I primarily represent clients in the areas of business and general litigation. Bar work has also been important. I’ve served as president of both the Illinois State Bar Association and the National Caucus of State Bar Associations. I’m the current president of the Land of Lincoln Legal Assistance Foundation.
How has your practice evolved in the last few years?
In a practical sense, the biggest change my practice has seen has come through technology. While technology has its negatives, like the client expectation of 24/7 availability, I prefer to focus on the many positives. For example, technology has given me a greater capability to serve my clients’ interests in a more cost-effective manner. A win for both my clients and my practice. For the foreseeable future, our profession will continue to face the challenges of the law student debt crisis; non-lawyer involvement in the practice of law; and inadequate court funding – all threats to the smooth administration of justice. But, I have confidence in our ability to address these challenges in a way that best protects the public interest.
If you could offer one piece of advice for young lawyers, what would it be?
Make your practice into the one you want (this will not happen by accident), but never forget that commitment, effort and a certain amount of sacrifice are all essential components in your development as an esteemed member of the legal professional. There are no shortcuts.
What’s one technological device, application or tool you could not function without?
An enormous percentage of my communicating with others, including clients, bar leaders, family and friends now occurs via email and other forms of social media. Thus, I would say it would be one of the 37 devices I have (a slight exaggeration) that allows me access to these communication tools.
How has civility made a difference in your practice of law?

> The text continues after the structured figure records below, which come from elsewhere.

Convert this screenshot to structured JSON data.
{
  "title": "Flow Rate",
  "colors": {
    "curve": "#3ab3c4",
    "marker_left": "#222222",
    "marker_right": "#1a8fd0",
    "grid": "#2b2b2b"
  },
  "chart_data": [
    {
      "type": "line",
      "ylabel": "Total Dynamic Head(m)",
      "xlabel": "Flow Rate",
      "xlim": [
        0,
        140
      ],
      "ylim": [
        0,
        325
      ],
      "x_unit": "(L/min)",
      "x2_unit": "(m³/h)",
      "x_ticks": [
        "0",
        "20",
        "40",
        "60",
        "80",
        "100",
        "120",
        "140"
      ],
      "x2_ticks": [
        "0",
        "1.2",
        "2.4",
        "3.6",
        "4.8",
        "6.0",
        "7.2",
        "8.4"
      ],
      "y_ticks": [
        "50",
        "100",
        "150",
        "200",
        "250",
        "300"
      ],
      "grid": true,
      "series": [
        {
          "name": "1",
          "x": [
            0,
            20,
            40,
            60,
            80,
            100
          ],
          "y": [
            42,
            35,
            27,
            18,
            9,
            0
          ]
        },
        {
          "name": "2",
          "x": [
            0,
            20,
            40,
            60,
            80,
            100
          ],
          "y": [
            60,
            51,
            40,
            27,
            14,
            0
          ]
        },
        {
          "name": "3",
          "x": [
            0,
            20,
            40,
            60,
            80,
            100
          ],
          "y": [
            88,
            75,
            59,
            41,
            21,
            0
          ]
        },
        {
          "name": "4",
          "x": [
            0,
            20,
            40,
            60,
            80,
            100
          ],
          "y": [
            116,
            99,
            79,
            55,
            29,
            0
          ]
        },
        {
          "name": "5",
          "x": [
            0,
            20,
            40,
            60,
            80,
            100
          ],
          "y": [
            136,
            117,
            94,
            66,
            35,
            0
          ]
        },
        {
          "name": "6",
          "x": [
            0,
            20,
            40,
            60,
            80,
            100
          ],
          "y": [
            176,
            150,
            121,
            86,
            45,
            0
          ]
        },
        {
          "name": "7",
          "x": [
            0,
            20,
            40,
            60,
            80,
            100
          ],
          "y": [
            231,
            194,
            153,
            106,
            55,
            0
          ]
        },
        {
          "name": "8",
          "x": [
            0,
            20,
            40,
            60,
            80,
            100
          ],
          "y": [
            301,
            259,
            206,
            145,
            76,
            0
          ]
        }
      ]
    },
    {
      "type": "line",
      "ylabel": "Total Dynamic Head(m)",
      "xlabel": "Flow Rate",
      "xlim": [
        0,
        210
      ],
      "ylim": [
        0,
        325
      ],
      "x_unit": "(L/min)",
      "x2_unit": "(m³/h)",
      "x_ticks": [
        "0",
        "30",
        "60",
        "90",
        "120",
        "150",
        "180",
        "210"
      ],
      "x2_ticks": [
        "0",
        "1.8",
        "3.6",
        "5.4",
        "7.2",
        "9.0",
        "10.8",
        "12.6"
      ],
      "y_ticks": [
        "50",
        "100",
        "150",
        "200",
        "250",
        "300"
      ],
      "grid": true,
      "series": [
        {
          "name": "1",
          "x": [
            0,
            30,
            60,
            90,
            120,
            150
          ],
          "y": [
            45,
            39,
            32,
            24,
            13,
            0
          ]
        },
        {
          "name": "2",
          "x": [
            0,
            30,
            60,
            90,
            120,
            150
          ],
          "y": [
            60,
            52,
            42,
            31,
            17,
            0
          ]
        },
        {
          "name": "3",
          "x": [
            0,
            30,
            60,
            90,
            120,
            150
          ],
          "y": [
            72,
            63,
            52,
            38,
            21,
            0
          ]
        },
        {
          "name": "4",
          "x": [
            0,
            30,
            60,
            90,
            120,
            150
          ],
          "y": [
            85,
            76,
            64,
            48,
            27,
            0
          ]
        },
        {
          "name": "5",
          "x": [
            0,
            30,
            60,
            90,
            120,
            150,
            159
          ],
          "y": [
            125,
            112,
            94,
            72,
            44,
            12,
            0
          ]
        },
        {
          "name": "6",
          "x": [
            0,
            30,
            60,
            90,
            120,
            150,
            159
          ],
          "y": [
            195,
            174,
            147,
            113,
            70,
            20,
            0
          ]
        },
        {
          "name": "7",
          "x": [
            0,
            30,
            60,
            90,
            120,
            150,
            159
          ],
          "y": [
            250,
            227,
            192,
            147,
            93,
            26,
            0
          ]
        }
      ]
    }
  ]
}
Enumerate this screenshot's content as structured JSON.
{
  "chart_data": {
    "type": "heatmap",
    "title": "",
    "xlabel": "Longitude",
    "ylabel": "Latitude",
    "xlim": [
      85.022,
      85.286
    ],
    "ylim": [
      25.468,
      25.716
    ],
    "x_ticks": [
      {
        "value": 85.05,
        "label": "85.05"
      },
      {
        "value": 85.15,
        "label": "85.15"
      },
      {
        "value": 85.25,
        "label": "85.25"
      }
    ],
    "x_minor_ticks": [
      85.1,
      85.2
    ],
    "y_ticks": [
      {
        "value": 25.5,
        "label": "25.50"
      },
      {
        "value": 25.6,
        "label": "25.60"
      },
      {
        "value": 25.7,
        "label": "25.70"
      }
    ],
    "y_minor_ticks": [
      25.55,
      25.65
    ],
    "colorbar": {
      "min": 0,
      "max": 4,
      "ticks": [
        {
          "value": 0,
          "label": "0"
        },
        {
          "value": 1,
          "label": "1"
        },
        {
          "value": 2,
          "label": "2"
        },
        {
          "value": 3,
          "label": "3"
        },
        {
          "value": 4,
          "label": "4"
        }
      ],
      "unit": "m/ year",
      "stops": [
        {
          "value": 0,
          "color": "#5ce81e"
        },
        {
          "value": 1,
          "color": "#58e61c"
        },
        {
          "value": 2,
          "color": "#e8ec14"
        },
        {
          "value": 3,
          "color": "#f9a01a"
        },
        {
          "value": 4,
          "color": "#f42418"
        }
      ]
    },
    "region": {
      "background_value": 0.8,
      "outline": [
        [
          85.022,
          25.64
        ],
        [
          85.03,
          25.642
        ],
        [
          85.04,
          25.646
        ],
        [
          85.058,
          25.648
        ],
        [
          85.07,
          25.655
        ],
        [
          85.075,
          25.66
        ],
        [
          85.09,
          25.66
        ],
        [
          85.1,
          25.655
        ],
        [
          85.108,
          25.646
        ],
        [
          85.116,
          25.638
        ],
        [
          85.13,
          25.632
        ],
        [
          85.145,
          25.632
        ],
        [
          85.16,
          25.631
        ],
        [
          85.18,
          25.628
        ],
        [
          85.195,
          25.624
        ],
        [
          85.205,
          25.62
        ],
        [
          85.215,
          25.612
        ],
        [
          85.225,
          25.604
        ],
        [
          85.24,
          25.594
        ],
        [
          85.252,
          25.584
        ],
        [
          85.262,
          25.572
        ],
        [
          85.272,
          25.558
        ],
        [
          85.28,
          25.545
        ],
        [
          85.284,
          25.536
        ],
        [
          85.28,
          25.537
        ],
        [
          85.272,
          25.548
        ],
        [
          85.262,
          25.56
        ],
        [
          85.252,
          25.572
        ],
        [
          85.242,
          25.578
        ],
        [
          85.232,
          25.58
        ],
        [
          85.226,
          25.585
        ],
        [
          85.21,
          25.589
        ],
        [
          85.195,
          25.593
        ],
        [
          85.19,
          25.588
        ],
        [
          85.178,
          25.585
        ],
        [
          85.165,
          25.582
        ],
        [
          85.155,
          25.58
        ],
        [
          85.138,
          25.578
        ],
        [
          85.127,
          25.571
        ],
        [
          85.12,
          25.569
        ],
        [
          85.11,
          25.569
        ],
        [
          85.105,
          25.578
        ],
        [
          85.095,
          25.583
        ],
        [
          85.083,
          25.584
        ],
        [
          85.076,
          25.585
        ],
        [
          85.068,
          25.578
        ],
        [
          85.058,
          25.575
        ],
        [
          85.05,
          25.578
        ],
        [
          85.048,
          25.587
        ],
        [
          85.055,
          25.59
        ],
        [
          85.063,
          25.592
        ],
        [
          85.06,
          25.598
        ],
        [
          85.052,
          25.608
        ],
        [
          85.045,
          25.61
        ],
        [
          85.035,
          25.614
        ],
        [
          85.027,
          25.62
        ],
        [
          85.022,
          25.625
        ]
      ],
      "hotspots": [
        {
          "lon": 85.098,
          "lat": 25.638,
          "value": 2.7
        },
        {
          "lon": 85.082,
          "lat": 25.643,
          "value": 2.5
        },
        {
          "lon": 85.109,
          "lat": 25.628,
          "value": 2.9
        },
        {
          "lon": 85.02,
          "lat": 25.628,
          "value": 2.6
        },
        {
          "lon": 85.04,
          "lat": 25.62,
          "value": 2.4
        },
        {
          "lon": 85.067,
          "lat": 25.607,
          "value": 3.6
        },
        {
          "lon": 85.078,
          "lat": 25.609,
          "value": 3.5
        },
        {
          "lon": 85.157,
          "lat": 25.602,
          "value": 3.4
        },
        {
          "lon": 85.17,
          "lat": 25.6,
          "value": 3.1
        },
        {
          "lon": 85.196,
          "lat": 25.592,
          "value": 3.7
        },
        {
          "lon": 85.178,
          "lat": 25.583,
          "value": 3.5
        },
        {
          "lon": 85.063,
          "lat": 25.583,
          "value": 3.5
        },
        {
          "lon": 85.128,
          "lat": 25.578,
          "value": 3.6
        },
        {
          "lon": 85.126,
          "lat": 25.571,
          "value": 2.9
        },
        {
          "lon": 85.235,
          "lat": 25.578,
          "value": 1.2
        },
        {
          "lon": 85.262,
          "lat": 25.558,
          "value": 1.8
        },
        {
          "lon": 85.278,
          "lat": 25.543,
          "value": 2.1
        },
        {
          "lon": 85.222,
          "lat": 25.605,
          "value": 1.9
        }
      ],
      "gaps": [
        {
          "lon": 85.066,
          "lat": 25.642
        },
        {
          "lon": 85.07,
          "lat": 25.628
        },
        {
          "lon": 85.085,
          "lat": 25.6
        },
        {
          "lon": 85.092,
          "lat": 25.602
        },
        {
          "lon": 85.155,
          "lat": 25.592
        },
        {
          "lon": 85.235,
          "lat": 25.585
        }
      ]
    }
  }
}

Most lawyers and judges are civil and committed to the highest professional standards. I benefited greatly in the early part of my career as a lawyer and bar leader from senior lawyers and judges who nurtured and reinforced my view that professionalism and civility go hand in hand with the (mostly) smooth and functioning system of justice we enjoy in this country. In the rare instances where I’ve encountered someone who didn’t share a commitment to the highest standards, it hasn’t been good for anyone involved (even the contrarian).
What do you do for fun?
Most everything I do can be made to be fun (if I’m doing it right!). I was a runner in an earlier life, and have always loved physical exercise (though there never seems to be enough time for it these days). Beyond that, traveling with my family is about as good as it gets!
John Thies has practiced 28 years at Webber & Thies, PC. Webber & Thies was founded over sixty year ago in Champaign-Urbana, Illinois.